NapoleonWils0n said:


> The solution is to use the wsp driver, which i believe is more up to date than the atp driver



Thank you kindly. I have been fighting the trackpad issue on an old MacBook, and was about to give up...


----------



## NapoleonWils0n (May 19, 2019)

gratis said:


> Thank you kindly.

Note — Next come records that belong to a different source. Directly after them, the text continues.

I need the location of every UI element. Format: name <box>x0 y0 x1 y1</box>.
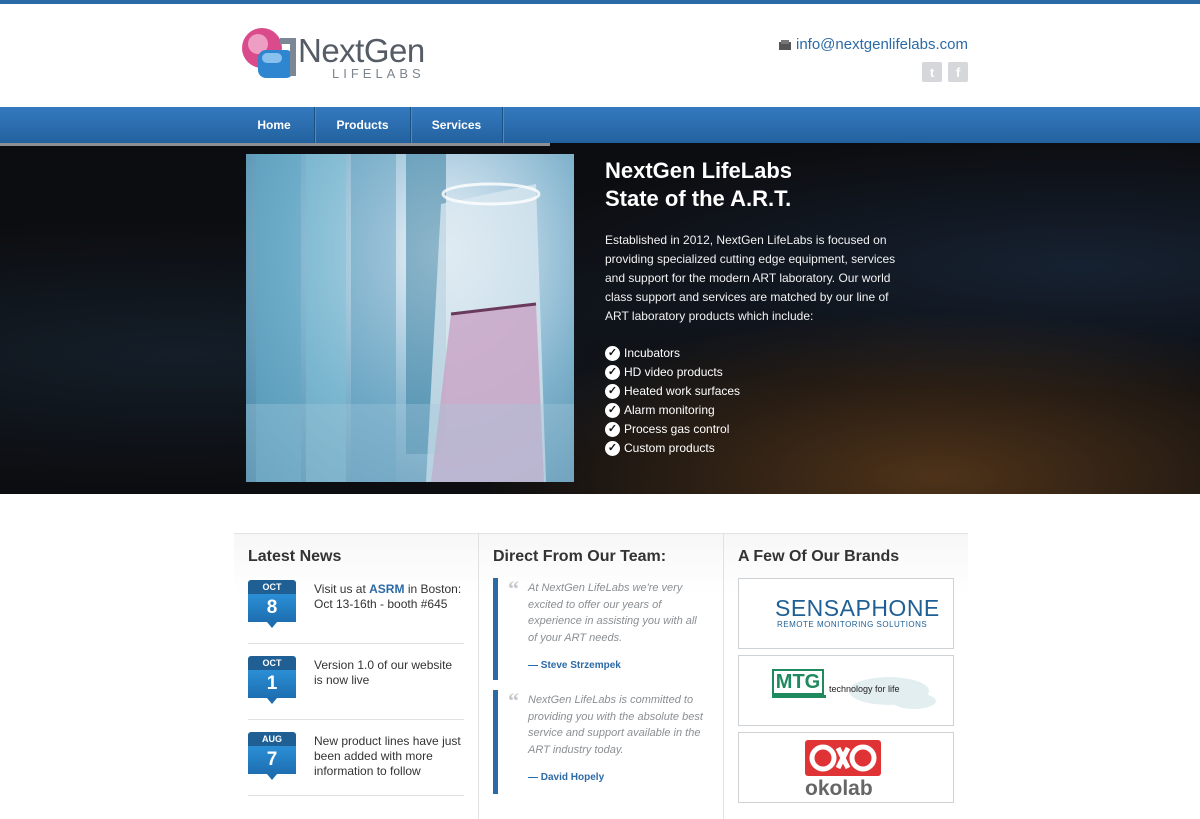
hero-title-line-2: State of the A.R.T. <box>605 186 792 211</box>
logo-subtitle: LIFELABS <box>332 66 425 81</box>
team-column: Direct From Our Team: “ At NextGen LifeL… <box>479 534 724 819</box>
sensaphone-tagline: REMOTE MONITORING SOLUTIONS <box>777 620 928 629</box>
news-item: AUG 7 New product lines have just been a… <box>248 730 464 796</box>
news-text-start: Visit us at <box>314 582 370 596</box>
list-item-label: Alarm monitoring <box>624 403 715 417</box>
hero-test-tubes-image <box>246 154 574 482</box>
okolab-logo-icon <box>805 740 881 776</box>
brands-title: A Few Of Our Brands <box>738 548 900 565</box>
check-circle-icon: ✓ <box>605 384 620 399</box>
news-text: New product lines have just been added w… <box>314 734 461 778</box>
quote-author[interactable]: — Steve Strzempek <box>528 660 703 671</box>
facebook-icon[interactable]: f <box>948 62 968 82</box>
hero-banner: NextGen LifeLabs State of the A.R.T. Est… <box>0 143 1200 494</box>
list-item: ✓ Heated work surfaces <box>605 382 905 401</box>
team-quote: “ At NextGen LifeLabs we're very excited… <box>493 576 709 680</box>
brand-okolab[interactable]: okolab <box>738 732 954 803</box>
check-circle-icon: ✓ <box>605 365 620 380</box>
content-columns: Latest News OCT 8 Visit us at ASRM in Bo… <box>234 533 968 819</box>
check-circle-icon: ✓ <box>605 346 620 361</box>
brands-column: A Few Of Our Brands SENSAPHONE REMOTE MO… <box>724 534 968 819</box>
sensaphone-logo-text: SENSAPHONE <box>775 595 940 621</box>
quote-icon: “ <box>508 576 519 601</box>
list-item: ✓ HD video products <box>605 363 905 382</box>
date-month: AUG <box>248 732 296 746</box>
check-circle-icon: ✓ <box>605 403 620 418</box>
main-nav: Home Products Services <box>0 107 1200 143</box>
date-day: 7 <box>248 746 296 780</box>
news-text: Visit us at ASRM in Boston: Oct 13-16th … <box>314 580 464 629</box>
quote-text: NextGen LifeLabs is committed to providi… <box>528 694 703 756</box>
nav-underline <box>0 143 550 146</box>
brand-sensaphone[interactable]: SENSAPHONE REMOTE MONITORING SOLUTIONS <box>738 578 954 649</box>
check-circle-icon: ✓ <box>605 441 620 456</box>
quote-text: At NextGen LifeLabs we're very excited t… <box>528 582 697 644</box>
date-day: 1 <box>248 670 296 704</box>
latest-news-title: Latest News <box>248 548 342 565</box>
latest-news-column: Latest News OCT 8 Visit us at ASRM in Bo… <box>234 534 479 819</box>
nav-item-services[interactable]: Services <box>411 107 503 143</box>
envelope-icon <box>779 39 791 50</box>
team-quote: “ NextGen LifeLabs is committed to provi… <box>493 688 709 794</box>
email-link[interactable]: info@nextgenlifelabs.com <box>796 36 968 53</box>
logo-wordmark: NextGen <box>298 32 425 69</box>
news-item: OCT 8 Visit us at ASRM in Boston: Oct 13… <box>248 578 464 644</box>
hero-title: NextGen LifeLabs State of the A.R.T. <box>605 157 905 213</box>
nav-item-home[interactable]: Home <box>234 107 315 143</box>
list-item-label: HD video products <box>624 365 723 379</box>
social-links: t f <box>922 62 968 82</box>
team-title: Direct From Our Team: <box>493 548 667 565</box>
date-day: 8 <box>248 594 296 628</box>
check-circle-icon: ✓ <box>605 422 620 437</box>
date-badge: OCT 1 <box>248 656 296 705</box>
logo-mark-icon <box>242 28 296 78</box>
product-list: ✓ Incubators ✓ HD video products ✓ Heated w… <box>605 344 905 458</box>
list-item: ✓ Process gas control <box>605 420 905 439</box>
date-badge: AUG 7 <box>248 732 296 781</box>
list-item-label: Custom products <box>624 441 715 455</box>
quote-icon: “ <box>508 688 519 713</box>
list-item: ✓ Custom products <box>605 439 905 458</box>
quote-author[interactable]: — David Hopely <box>528 772 703 783</box>
contact-email[interactable]: info@nextgenlifelabs.com <box>779 36 968 53</box>
list-item-label: Process gas control <box>624 422 730 436</box>
date-badge: OCT 8 <box>248 580 296 629</box>
site-header: NextGen LIFELABS info@nextgenlifelabs.co… <box>0 4 1200 107</box>
list-item-label: Heated work surfaces <box>624 384 741 398</box>
mtg-tagline: technology for life <box>829 684 900 694</box>
twitter-icon[interactable]: t <box>922 62 942 82</box>
list-item-label: Incubators <box>624 346 681 360</box>
news-item: OCT 1 Version 1.0 of our website is now … <box>248 654 464 720</box>
brand-mtg[interactable]: MTG technology for life <box>738 655 954 726</box>
date-month: OCT <box>248 656 296 670</box>
list-item: ✓ Incubators <box>605 344 905 363</box>
news-text: Version 1.0 of our website is now live <box>314 658 453 687</box>
mtg-logo-line <box>772 695 826 698</box>
hero-title-line-1: NextGen LifeLabs <box>605 158 793 183</box>
hero-content: NextGen LifeLabs State of the A.R.T. Est… <box>605 157 905 458</box>
okolab-logo-text: okolab <box>805 777 873 800</box>
list-item: ✓ Alarm monitoring <box>605 401 905 420</box>
mtg-logo-text: MTG <box>772 669 824 695</box>
site-logo[interactable]: NextGen LIFELABS <box>240 26 470 86</box>
hero-description: Established in 2012, NextGen LifeLabs is… <box>605 233 896 323</box>
asrm-link[interactable]: ASRM <box>369 582 404 596</box>
date-month: OCT <box>248 580 296 594</box>
nav-item-products[interactable]: Products <box>315 107 411 143</box>
test-tubes-illustration <box>246 154 574 482</box>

I have been fighting the trackpad issue on an old MacBook, and was about to give up...


Hi gratis

Glad that worked 
It took a little while to figure out you needed to use the wsp driver

I use a Macbook Air 2011 model with Freebsd

I had to built a custom kernel with a new asmc entry to get the keyboard backlight to work

And i managed to bless the macs efi partition so that it boots into Freebsd without having to hold down alt at boot
freebsd bless efi partition on mac hardware

Dont know if thats any help, 
but i thought id mention it case you had the same issues with mac hardware i had

Another tip you might find useful is using synergy to share the mouse and keyboard from Freebsd to mac osx,
or any other operating system if you have a second machine

The only thing that doesnt work with Freebsd on my Macbook Air is the built in broadcom wifi,
but i have an external alfa wifi card that i can plug in

Freebsd 12 on my 2011 Macbook Air with 4 gig of ram,
actually runs faster than Mac osx Mojave running on a 3 year old Mac mini with 8 gig of ram

Also Mac Mojave actually use's a 12 year old version of bash,
because newer versions of bash use the gpl3 license which apple wont use

if you type bash --version into the terminal on a Mac running Mojave you'll see im not kidding


----------